Enfin, le directeur de la Révolution culturelle dans l'armée, le général Hsu Hsiang-chien, est remplacé par Hsiao Hua, qui étend ses pouvoirs.

Le Comité révolutionnaire

Dans le même temps, une main de fer s'abat sur Pékin, où éclatent, régulièrement, des foyers de guerre civile : celle du général Hsieh Fu-chih, redoutable ministre de la Sécurité, chef des Services secrets. Escorté de soldats, mitraillette à la hanche, il préside le nouveau Comité révolutionnaire de Pékin, qui remplace l'ancien Conseil municipal du maire révoqué, Peng Chen.

La composition de cette sorte de Comité de salut public est significative, pour la Chine entière et pas seulement pour la capitale, d'un nouveau tournant de la politique maoïste. Sur 97 membres, 37 ouvriers ou paysans (« pauvres », précise-t-on), 30 militaires et 26 étudiants ou professeurs. Au sein du bureau, des vedettes qui soulignent l'importance de cet organisme qu'on veut modèle : Chou En-lai lui-même, Chen Po-ta, chef de la Révolution culturelle, Mme Chiang Ching, femme de Mao, qui renforce sa position de Passionaria, Kang Sheng, comingman du Bureau politique, et l'homme de Lin Piao, Hsiao Hua (encore lui).

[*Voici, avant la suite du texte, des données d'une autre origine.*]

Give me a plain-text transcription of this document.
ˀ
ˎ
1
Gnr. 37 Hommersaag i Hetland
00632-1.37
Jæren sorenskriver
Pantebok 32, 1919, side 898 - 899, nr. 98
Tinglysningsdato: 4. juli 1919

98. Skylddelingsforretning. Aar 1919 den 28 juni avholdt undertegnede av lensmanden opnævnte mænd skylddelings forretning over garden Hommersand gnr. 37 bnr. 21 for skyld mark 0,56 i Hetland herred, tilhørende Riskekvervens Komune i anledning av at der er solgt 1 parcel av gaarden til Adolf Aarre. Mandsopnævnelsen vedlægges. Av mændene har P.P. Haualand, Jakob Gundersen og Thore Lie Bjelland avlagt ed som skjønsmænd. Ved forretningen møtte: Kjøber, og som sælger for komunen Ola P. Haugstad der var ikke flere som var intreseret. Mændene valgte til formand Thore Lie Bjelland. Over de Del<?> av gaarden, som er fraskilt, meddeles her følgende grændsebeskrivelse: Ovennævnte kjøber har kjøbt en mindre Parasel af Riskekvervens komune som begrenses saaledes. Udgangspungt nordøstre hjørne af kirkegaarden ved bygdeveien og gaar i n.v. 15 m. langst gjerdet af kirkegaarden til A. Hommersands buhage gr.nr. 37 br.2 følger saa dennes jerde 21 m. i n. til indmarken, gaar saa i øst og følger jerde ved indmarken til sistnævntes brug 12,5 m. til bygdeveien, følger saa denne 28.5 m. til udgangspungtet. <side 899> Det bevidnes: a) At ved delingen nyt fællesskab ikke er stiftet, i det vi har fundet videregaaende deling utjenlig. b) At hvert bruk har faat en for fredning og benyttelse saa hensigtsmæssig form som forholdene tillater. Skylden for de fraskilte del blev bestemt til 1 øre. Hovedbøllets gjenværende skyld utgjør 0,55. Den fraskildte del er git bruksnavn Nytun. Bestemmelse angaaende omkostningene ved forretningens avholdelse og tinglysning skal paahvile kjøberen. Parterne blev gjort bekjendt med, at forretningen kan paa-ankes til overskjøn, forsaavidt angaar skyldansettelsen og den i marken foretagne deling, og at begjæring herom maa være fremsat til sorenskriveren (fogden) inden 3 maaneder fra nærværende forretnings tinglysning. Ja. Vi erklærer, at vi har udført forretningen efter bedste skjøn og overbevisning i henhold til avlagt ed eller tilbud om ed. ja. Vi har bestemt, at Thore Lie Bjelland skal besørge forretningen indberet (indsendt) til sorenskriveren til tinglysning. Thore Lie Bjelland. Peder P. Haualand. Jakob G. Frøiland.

À la présidence du Comité, Hsieh Fu-chih, assisté de quatre vice-présidents : Wu Teh, ancien maire adjoint, exemple de la récupération entreprise des anciens cadres réhabilités, le général commandant la garnison de Pékin, un membre du Comité central et l'un des leaders de la Révolution culturelle, Chi Pen-yu, qui relance, le 1er avril, une campagne, plus violente que jamais, contre le président Liu Shao-chi, adversaire plus difficile à éliminer que Mao ne l'avait imaginé.

Toujours en place

Après un an de Révolution culturelle, un an de critiques incessantes, d'invectives, d'humiliations, de séances d'incitation à l'autocritique, pour lui et pour sa femme qui aurait tenté de se suicider, Liu, l'entêté, n'est toujours pas officiellement destitué. Il essaie même de réagir en s'appuyant sur les syndicats fidèles et les notables du régime qu'il avait installés et dont certains restent en place.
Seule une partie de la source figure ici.